Now, this would seem to be little more than a discussion about procedure if it weren't for the fact that according to public records, OSU lineman Thaddeus Gibson "bought" a two-year-old Chrysler for $0 from Kniffin. Gibson and Kniffin both deny that the price listed on the title was the actual sale price, but $0 seems to be what they're telling the government. That's a discrepancy for which the IRS, NCAA, and OSU compliance department are all going to need a lot of explanation.

The Dispatch also found multiple car loans to Terrelle Pryor, including Kniffin's own for a trip back to Pennsylvania for three days. Indeed, four of the six players suspended in the tattoo scandal also purchased cars from Kniffin. Perhaps that's just mere coincidence, and perhaps all four car sales were legitimate and above board. It's undeniable that there's cause for concern, however.

Worse, perhaps there are more questionable transactions yet to be found in the investigation. Perhaps there's not. Only time will tell there, obviously. The fact remains, though, that Ohio State needs to make it clear just how much oversight they were providing with regards to players and their families buying these cars, and how impermissible purchases -- if any -- were allowed to proceed.

There's a very, very bad worst-case scenario here for Ohio State. It's got a lot of ifs, so it's not terribly likely, but it's not out of the realm of plausibility. IF there were special discounts being given out, and IF the compliance department was reviewing sales documents, and IF that office was also directing players to those dealerships, THEN Ohio State would basically have been running a sham of a compliance department. That's a lack of institutional control nonpareil. Again, that's a worst-case scenario, and one that OSU's director of compliance has already denied, but these are the stakes at play here.
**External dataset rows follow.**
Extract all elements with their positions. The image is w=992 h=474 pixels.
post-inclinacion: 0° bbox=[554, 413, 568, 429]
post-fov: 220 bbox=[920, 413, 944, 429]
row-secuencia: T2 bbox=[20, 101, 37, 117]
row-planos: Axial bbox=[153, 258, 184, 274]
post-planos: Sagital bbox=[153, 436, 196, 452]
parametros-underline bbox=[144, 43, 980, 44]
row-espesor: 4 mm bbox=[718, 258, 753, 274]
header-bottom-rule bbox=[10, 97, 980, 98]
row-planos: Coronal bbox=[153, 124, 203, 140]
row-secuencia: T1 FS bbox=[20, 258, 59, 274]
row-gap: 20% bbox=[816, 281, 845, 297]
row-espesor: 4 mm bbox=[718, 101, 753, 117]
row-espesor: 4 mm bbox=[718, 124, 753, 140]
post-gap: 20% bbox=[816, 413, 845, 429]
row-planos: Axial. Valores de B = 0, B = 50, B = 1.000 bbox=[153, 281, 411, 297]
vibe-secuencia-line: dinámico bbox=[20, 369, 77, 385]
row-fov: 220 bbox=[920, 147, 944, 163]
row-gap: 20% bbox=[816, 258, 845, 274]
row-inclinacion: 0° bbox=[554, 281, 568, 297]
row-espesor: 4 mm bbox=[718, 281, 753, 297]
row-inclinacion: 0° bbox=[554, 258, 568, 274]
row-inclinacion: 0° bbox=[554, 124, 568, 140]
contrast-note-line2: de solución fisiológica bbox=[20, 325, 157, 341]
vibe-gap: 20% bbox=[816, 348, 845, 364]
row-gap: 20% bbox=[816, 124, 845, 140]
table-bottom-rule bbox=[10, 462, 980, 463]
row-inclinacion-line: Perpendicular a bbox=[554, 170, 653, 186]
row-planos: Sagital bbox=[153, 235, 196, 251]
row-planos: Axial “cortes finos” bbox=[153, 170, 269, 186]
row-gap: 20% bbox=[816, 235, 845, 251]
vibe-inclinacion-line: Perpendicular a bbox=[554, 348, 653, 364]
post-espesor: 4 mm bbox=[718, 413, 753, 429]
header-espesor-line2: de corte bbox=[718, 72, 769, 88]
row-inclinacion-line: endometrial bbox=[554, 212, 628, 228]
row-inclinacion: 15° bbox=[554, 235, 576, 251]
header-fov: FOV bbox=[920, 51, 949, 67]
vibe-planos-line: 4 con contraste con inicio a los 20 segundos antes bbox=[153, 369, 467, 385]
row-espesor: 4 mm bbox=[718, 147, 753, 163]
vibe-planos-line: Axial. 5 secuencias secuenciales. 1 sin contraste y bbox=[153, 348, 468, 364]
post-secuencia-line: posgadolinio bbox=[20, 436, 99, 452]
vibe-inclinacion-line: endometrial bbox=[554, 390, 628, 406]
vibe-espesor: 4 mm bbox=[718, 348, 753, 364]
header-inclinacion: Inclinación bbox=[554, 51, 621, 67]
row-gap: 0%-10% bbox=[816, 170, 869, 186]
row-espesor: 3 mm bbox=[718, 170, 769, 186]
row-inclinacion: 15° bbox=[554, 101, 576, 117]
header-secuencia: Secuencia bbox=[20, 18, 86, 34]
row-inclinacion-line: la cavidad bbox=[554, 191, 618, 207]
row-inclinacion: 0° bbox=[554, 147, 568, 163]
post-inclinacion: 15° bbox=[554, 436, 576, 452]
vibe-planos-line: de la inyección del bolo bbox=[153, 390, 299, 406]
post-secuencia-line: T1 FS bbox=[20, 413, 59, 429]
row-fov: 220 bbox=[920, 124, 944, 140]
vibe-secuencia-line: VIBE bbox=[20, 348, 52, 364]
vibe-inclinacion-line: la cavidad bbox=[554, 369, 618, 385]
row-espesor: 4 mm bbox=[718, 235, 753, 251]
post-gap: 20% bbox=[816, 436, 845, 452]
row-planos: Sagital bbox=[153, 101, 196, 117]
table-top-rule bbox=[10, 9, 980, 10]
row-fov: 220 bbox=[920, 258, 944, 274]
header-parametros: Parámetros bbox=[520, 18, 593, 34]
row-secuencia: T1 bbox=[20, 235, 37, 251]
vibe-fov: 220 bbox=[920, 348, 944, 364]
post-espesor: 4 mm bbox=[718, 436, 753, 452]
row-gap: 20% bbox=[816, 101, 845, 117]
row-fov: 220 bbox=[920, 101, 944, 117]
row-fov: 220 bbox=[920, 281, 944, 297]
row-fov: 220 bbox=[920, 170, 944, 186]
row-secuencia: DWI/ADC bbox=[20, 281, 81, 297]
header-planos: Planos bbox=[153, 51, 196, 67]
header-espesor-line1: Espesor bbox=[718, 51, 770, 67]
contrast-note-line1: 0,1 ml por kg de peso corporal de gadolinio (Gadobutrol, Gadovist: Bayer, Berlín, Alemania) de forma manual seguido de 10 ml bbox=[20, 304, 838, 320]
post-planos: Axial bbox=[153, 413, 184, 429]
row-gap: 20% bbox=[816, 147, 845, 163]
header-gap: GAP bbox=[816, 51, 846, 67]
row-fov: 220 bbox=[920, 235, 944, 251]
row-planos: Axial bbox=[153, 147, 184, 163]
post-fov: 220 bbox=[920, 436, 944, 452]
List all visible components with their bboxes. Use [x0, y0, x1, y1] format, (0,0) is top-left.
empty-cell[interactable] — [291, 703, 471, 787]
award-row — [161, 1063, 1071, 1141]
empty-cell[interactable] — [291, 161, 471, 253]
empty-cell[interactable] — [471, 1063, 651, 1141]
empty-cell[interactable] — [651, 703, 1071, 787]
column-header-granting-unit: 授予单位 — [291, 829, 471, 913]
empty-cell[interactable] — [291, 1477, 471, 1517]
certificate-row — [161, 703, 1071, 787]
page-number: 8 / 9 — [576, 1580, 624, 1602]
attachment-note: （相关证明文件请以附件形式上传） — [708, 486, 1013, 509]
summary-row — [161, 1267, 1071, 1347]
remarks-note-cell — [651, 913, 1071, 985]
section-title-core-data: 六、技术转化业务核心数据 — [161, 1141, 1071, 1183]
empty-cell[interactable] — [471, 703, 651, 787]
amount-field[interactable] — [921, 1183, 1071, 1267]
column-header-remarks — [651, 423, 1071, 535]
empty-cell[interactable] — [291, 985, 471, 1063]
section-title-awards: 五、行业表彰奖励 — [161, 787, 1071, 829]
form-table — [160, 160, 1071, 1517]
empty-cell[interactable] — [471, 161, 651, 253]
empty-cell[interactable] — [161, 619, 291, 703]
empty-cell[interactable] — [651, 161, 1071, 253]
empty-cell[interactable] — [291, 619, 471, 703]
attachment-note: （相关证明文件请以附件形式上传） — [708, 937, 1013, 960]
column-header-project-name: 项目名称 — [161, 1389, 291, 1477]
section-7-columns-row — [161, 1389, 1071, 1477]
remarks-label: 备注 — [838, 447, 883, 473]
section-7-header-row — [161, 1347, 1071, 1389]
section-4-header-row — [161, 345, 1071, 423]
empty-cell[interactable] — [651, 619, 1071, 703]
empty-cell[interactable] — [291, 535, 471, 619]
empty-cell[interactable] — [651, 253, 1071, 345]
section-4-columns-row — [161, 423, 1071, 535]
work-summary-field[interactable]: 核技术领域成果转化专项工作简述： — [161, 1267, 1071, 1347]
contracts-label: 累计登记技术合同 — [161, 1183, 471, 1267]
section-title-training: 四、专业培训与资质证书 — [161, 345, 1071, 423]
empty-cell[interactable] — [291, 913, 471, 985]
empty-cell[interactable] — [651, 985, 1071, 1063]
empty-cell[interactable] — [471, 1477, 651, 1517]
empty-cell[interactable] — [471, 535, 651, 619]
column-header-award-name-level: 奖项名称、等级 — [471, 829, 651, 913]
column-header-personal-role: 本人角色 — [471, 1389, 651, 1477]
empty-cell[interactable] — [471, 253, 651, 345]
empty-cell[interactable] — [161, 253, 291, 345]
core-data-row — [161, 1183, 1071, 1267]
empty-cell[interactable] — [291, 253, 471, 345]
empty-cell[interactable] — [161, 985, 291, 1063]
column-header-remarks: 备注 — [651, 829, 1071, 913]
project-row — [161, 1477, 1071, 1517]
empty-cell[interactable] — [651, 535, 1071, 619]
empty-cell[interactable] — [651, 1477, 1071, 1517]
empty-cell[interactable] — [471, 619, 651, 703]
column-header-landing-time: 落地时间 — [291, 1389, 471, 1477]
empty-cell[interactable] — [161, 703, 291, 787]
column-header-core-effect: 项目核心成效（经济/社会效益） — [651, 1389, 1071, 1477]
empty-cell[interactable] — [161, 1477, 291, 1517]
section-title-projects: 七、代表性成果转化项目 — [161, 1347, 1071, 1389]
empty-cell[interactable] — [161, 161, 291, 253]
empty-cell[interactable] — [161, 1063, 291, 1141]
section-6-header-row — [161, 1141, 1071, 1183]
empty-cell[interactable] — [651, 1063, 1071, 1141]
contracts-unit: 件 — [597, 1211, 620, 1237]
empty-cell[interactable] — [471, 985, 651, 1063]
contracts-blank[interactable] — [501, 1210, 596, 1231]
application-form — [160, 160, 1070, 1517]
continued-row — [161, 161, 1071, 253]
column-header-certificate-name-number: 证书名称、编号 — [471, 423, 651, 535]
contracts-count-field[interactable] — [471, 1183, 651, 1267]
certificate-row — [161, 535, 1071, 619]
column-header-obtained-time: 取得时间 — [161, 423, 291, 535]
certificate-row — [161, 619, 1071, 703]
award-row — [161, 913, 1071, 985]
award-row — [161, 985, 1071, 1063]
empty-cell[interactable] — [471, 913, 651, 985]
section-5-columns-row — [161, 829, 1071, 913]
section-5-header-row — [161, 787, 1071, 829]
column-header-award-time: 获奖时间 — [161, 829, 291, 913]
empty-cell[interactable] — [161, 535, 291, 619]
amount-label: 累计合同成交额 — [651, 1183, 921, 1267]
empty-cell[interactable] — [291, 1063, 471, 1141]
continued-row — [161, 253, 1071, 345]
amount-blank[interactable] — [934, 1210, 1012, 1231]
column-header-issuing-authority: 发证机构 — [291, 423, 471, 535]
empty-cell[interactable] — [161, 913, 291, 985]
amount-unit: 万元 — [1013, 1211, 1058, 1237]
That, in fact, is what makes this potential scandal so pernicious: it has little, if anything, to do with Jim Tressel and the previous scandal. Indeed, what was most striking about the allegations levied against Tressel was that they didn't implicate OSU as a whole, leaving open the possibility that OSU could paint Tressel as a rogue coach operating in flagrant defiance of his contract, fire him, and wash their hands of the matter. But here, the possibility exists that players were getting the green light from the compliance department to break compliance rules. That's something that simply firing Tressel isn't going to sweep under the rug.

Again, that's just the worst-case scenario. Ohio State fans had better hope it doesn't come true.